Professor Swerdlow, speaking on the Kyrgyz-Tajik border conflict, introduced his topic by defining conflicts as “created,” “imagined,” and “often [coming] from a lack of resources or identity issues.” Like Armenia and Azerbaijan, Russian hegemony heavily dictated Kyrgyz-Tajik relations. Under Russian rule, Kyrgyz and Tajik individuals bonded over a lingua franca, forced army service, and intermarriages. In post-Soviet times, Kyrgyz and Tajik individuals struggled geopolitically after Russia’s haphazardly-drawn borders. Without Russian unity, the chasm between the two ethnic groups deepened, and clashes became increasingly intense, resulting in over 130,000 internally displaced people in Kyrgyzstan. Professor Swerdlow is particularly concerned with the rights of people displaced around the Kyrgyz-Tajik border. He noted that “central Asia is often a rights-free zone…a gap where international organizations don’t provide enough coverage.” Where international organizations or federal officials fail to act, civil society pulls through, with most progress emerging thanks to “naming and shaming” from NGOs, journalists, and other civil societies. While Professor Swerdlow called on the Office of the United Nations High Commissioner for Human Rights (OHCHR) to act on ensuring protections for these displaced civilians, he recommends learning the language of international law to “help us get to a more fair, more objective way of solving conflicts.” 

On behalf of GPI, we are extremely grateful for our guest speakers’ insight and advice. Upon listening to our speakers, a pattern became clear amongst these different border disputes; powerful, colonizing nations are to blame for the root of the conflicts. Whether it be Great Britain handing off their Mandate of Palestine to Zionist settlers or Russia arbitrarily designating borders, the lasting effects of colonialisation are unavoidably obvious. Colonizer nations take control of an area, maintain it for a bit, and then withdraw without much consideration into the ramifications of doing so. Now that the damage is done, the nations that inspired these issues are nowhere to be found; take, for instance, the abandoned Palestinians to whom the UN promised the right of return. Or the displaced Kyrgyz who must rely upon local civil activists for assistance as international organizations turn a blind eye.

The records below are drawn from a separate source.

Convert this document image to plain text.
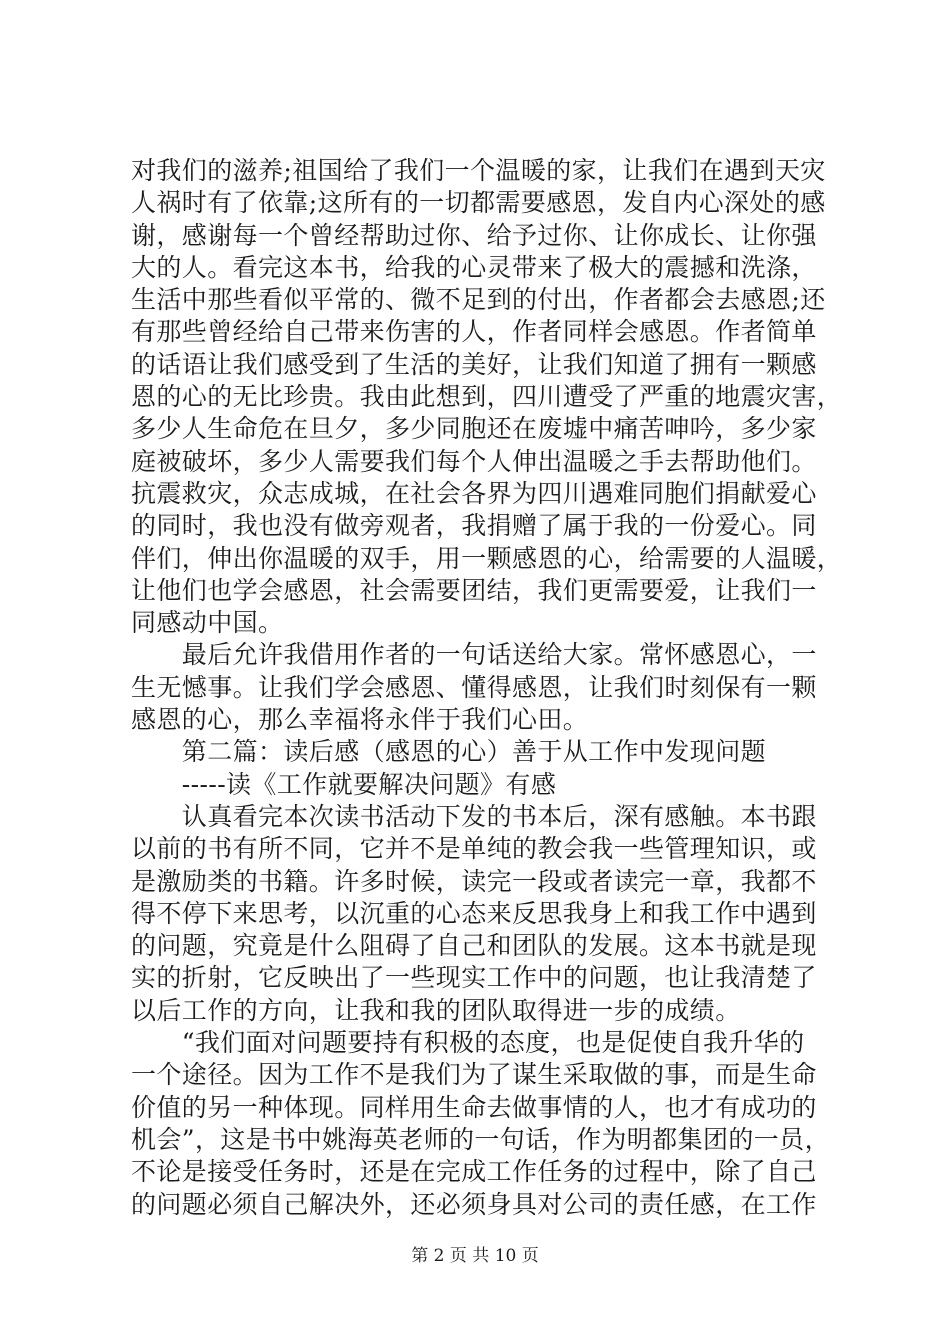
对我们的滋养;祖国给了我们一个温暖的家，让我们在遇到天灾
人祸时有了依靠;这所有的一切都需要感恩，发自内心深处的感
谢，感谢每一个曾经帮助过你、给予过你、让你成长、让你强
大的人。看完这本书，给我的心灵带来了极大的震撼和洗涤，
生活中那些看似平常的、微不足到的付出，作者都会去感恩;还
有那些曾经给自己带来伤害的人，作者同样会感恩。作者简单
的话语让我们感受到了生活的美好，让我们知道了拥有一颗感
恩的心的无比珍贵。我由此想到，四川遭受了严重的地震灾害，
多少人生命危在旦夕，多少同胞还在废墟中痛苦呻吟，多少家
庭被破坏，多少人需要我们每个人伸出温暖之手去帮助他们。
抗震救灾，众志成城，在社会各界为四川遇难同胞们捐献爱心
的同时，我也没有做旁观者，我捐赠了属于我的一份爱心。同
伴们，伸出你温暖的双手，用一颗感恩的心，给需要的人温暖，
让他们也学会感恩，社会需要团结，我们更需要爱，让我们一
同感动中国。
　　最后允许我借用作者的一句话送给大家。常怀感恩心，一
生无憾事。让我们学会感恩、懂得感恩，让我们时刻保有一颗
感恩的心，那么幸福将永伴于我们心田。
　　第二篇：读后感（感恩的心）善于从工作中发现问题
　　-----读《工作就要解决问题》有感
　　认真看完本次读书活动下发的书本后，深有感触。本书跟
以前的书有所不同，它并不是单纯的教会我一些管理知识，或
是激励类的书籍。许多时候，读完一段或者读完一章，我都不
得不停下来思考，以沉重的心态来反思我身上和我工作中遇到
的问题，究竟是什么阻碍了自己和团队的发展。这本书就是现
实的折射，它反映出了一些现实工作中的问题，也让我清楚了
以后工作的方向，让我和我的团队取得进一步的成绩。
　　“我们面对问题要持有积极的态度，也是促使自我升华的
一个途径。因为工作不是我们为了谋生采取做的事，而是生命
价值的另一种体现。同样用生命去做事情的人，也才有成功的
机会”，这是书中姚海英老师的一句话，作为明都集团的一员，
不论是接受任务时，还是在完成工作任务的过程中，除了自己
的问题必须自己解决外，还必须身具对公司的责任感，在工作
第 2 页 共 10 页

And while the global superpower perpetrators divert blame, the general population dismisses these conflicts as mere “third-world” violence occurring far, far away from the safety of their suburbs. 

We thank our fantastic speakers once again for opening our eyes to these prominent global issues, establishing a factual basis for these politicized issues, and inspiring us to continue educating ourselves. They help us remember that conflicts, no matter how distant, always carry a real human cost. In the words of Mr. Golendukin: there is always “a human side to the conflict [we] can’t let ourselves get separated from. People’s lives are on the line.”